The greatest foe which the kingdom of Christ faces today is not, as most of us think, from without; from among the people of the world. Our greatest danger is from within; our most formidable foe is ourselves!

It is with us as it was with Israel of old. Their greatest danger was not that they would not be strong enough in battle to meet and vanquish the nations which inhabited Canaan before them. Oh, no; they had been promised, "Jehovah thy God will cast out those nations before thee... And he will deliver their kings into thy hand, and thou shalt make their name to perish from under heaven: there shall no man be able to stand before thee, until thou have destroyed them." (Deut. 7:22-24) Israel had no real danger of failure from without, their only danger was from within.
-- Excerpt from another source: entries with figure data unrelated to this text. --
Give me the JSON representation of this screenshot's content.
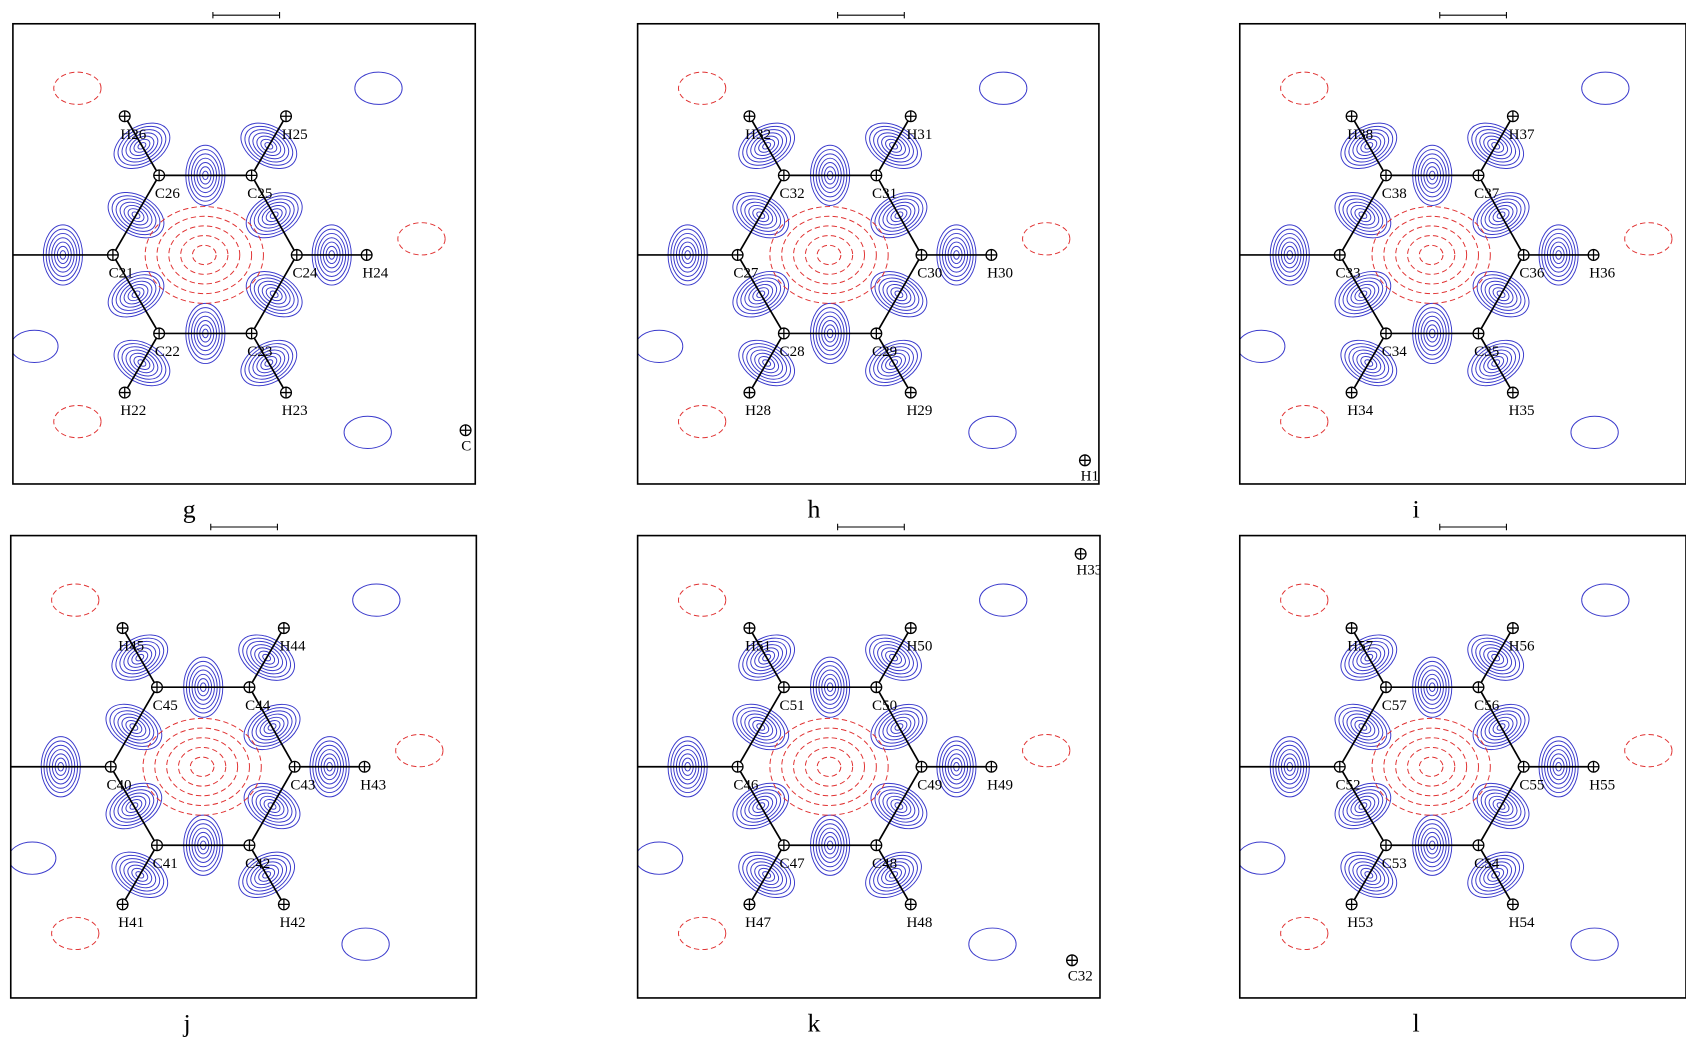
{
  "panels": [
    {
      "label": "g",
      "atoms": [
        "C21",
        "C26",
        "C25",
        "C24",
        "C23",
        "C22",
        "H26",
        "H25",
        "H24",
        "H23",
        "H22"
      ],
      "extra": [
        "C"
      ]
    },
    {
      "label": "h",
      "atoms": [
        "C27",
        "C32",
        "C31",
        "C30",
        "C29",
        "C28",
        "H32",
        "H31",
        "H30",
        "H29",
        "H28"
      ],
      "extra": [
        "H1"
      ]
    },
    {
      "label": "i",
      "atoms": [
        "C33",
        "C38",
        "C37",
        "C36",
        "C35",
        "C34",
        "H38",
        "H37",
        "H36",
        "H35",
        "H34"
      ],
      "extra": []
    },
    {
      "label": "j",
      "atoms": [
        "C40",
        "C45",
        "C44",
        "C43",
        "C42",
        "C41",
        "H45",
        "H44",
        "H43",
        "H42",
        "H41"
      ],
      "extra": []
    },
    {
      "label": "k",
      "atoms": [
        "C46",
        "C51",
        "C50",
        "C49",
        "C48",
        "C47",
        "H51",
        "H50",
        "H49",
        "H48",
        "H47"
      ],
      "extra": [
        "H33",
        "C32"
      ]
    },
    {
      "label": "l",
      "atoms": [
        "C52",
        "C57",
        "C56",
        "C55",
        "C54",
        "C53",
        "H57",
        "H56",
        "H55",
        "H54",
        "H53"
      ],
      "extra": []
    }
  ]
}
God, who knew the danger of that complacency and self-satisfaction which is the usual consequence of a little success warned them beforehand, saying, "All the commandment which I command thee this day shall ye observe to do, that ye may live, and multiply, and go in and possess the land which Jehovah sware unto your fathers. Beware lest thou forget Jehovah thy God, in not keeping his commandments, and his ordinances, and his statutes, which I command thee this day: lest, when thou hast eaten and art full, and hast built good houses, and dwelt therein; and when thy herds and thy flocks multiply, and thy silver and thy gold is multiplied, and all that thou hast is multiplied; then thy heart be lifted up, and thou forget Jehovah thy God," (Deut. 8:1, 11-14).
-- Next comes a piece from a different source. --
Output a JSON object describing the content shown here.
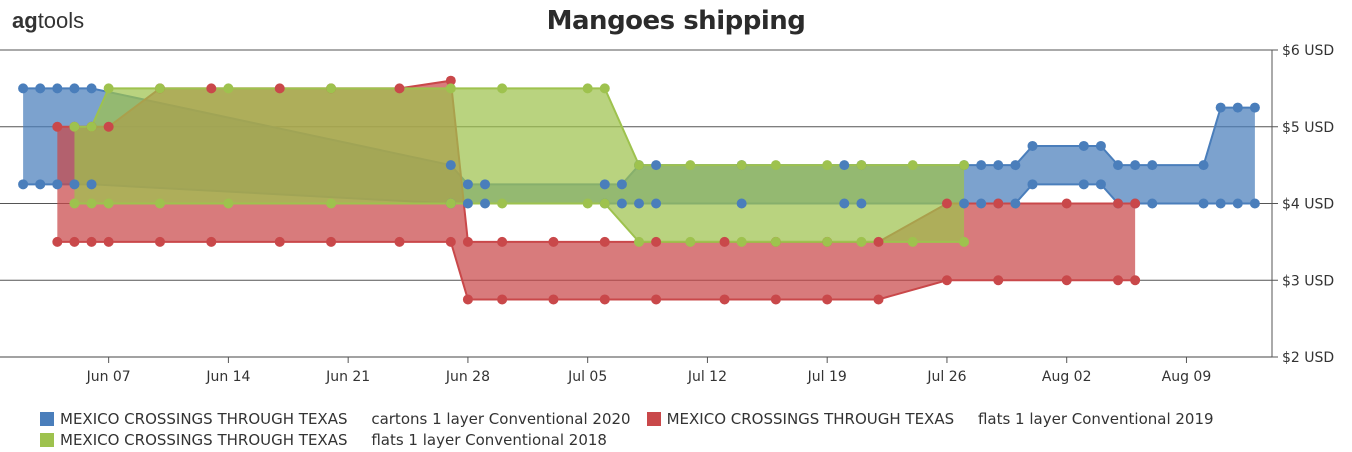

But in spite of this and other warnings from God, the days of Amos the prophet finds them with "Yet very much of the land to be possessed," stagnant and apostate; living in the most elegant luxury, "putting far away the evil day" and too complacent and indifferent quite to be "grieved for the afflictions of Joseph" no matter how many prophets God had sent.

The patience of God is exhausted, and the sentence is pronounced. "Therefore shall they now go captive with the first that go captive; and the revelry of them that stretched themselves shall pass away. The Lord Jehovah hath sworn by himself, saith Jehovah, the God of hosts: I abhor the excellency of Jacob, and hate his palaces; therefore will I deliver up the City with all that is therein." (Amos 6:7-8).

Space forbids an application, but the lesson is obvious and unmistakable. Let him who reads lay off ease and complacency and be concerned, even distressed for the future of the kingdom of Christ.